NIH scientists don’t understand how acupuncture works because they can’t scientifically measure how needles affect pain management. Thus, as my med buddies are all too happy to point out, there is no proof. My only counter is that if the acupuncture patient isn’t experiencing any pain, then something must be having an effect.

As a writer, I keep thinking of the great chapters and subsequent controversy that’s ahead for my beleaguered surgeon, Kim Donovan, if I dare to allow her to bring in her clinic’s acupuncturist. Between her Reiki and acupuncture, I’m betting the new chief of surgery, (coming in book 3) Erik Behler, will start referring to Kim’s patients as being fried and skewered. But more importantly, think of the impact patients could have by not having to ingest powerful pain meds for certain surgeries. Oh my holy liver!

2 comments:

mark a said...

Despite me being a physician-scientist I often have an attitude that if my patients believe something is helpful for them I am all for it as long as they tell me and it has a low risk of harm. Having said that I think many skeptics would still say that all this proves is that acupuncture can provide a placebo effect. The question remains as to whether or not it is actually these acupuncture points or meridians that really have no physiologic basis or just the fact that needles are being stuck into you. A better study would include at least 3 arms. 1) patients receiving traditional acupuncture. 2) patients receiving sham acupuncture, meaning they still get needles placed but not into the traditional 'meridians'. 3) a no treatment group. Some might also argue for a 4th group in which the needles withdraw back.
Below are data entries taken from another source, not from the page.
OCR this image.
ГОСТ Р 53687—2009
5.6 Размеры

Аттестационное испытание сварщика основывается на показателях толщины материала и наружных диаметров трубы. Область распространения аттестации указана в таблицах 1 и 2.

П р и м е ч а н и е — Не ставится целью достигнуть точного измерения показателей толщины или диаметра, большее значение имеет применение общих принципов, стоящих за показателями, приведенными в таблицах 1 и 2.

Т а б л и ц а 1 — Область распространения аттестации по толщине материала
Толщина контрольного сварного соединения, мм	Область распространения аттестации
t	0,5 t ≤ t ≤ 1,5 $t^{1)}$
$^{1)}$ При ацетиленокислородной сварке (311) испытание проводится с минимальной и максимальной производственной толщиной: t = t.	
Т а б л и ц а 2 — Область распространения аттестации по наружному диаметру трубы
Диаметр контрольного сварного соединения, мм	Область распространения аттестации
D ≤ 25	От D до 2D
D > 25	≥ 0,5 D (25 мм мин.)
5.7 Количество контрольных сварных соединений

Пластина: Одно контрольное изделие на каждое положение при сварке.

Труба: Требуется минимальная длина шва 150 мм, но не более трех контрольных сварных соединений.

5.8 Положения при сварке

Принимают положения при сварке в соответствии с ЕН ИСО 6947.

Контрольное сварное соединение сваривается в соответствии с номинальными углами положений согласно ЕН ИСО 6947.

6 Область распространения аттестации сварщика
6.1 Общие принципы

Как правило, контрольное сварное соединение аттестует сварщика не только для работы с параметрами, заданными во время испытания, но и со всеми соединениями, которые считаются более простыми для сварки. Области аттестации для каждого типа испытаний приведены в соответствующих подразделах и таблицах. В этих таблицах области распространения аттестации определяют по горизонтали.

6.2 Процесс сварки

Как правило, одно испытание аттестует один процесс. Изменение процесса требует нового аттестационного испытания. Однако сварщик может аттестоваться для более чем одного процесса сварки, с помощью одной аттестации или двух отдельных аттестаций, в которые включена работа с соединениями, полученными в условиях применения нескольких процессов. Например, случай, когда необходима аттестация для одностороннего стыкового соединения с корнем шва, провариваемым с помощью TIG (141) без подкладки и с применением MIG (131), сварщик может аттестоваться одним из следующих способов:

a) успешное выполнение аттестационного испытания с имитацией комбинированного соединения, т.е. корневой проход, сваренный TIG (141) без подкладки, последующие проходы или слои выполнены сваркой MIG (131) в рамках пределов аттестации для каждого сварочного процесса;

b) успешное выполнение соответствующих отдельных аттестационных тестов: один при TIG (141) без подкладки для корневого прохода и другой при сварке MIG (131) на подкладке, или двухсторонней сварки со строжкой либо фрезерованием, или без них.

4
The mind does play a big role in pain perception and if you believe you are getting something to help control pain, well then that may be all you need.

Lynn Price said...

When I was in Tucson last month giving a seminar, someone connected with U of A told me how their integrative medicine dept is in the process of doing scientific studies to determine exactly how alternatives work. I'm talkin' under-the-micrscope-blood-test type stuff. Should be interesting.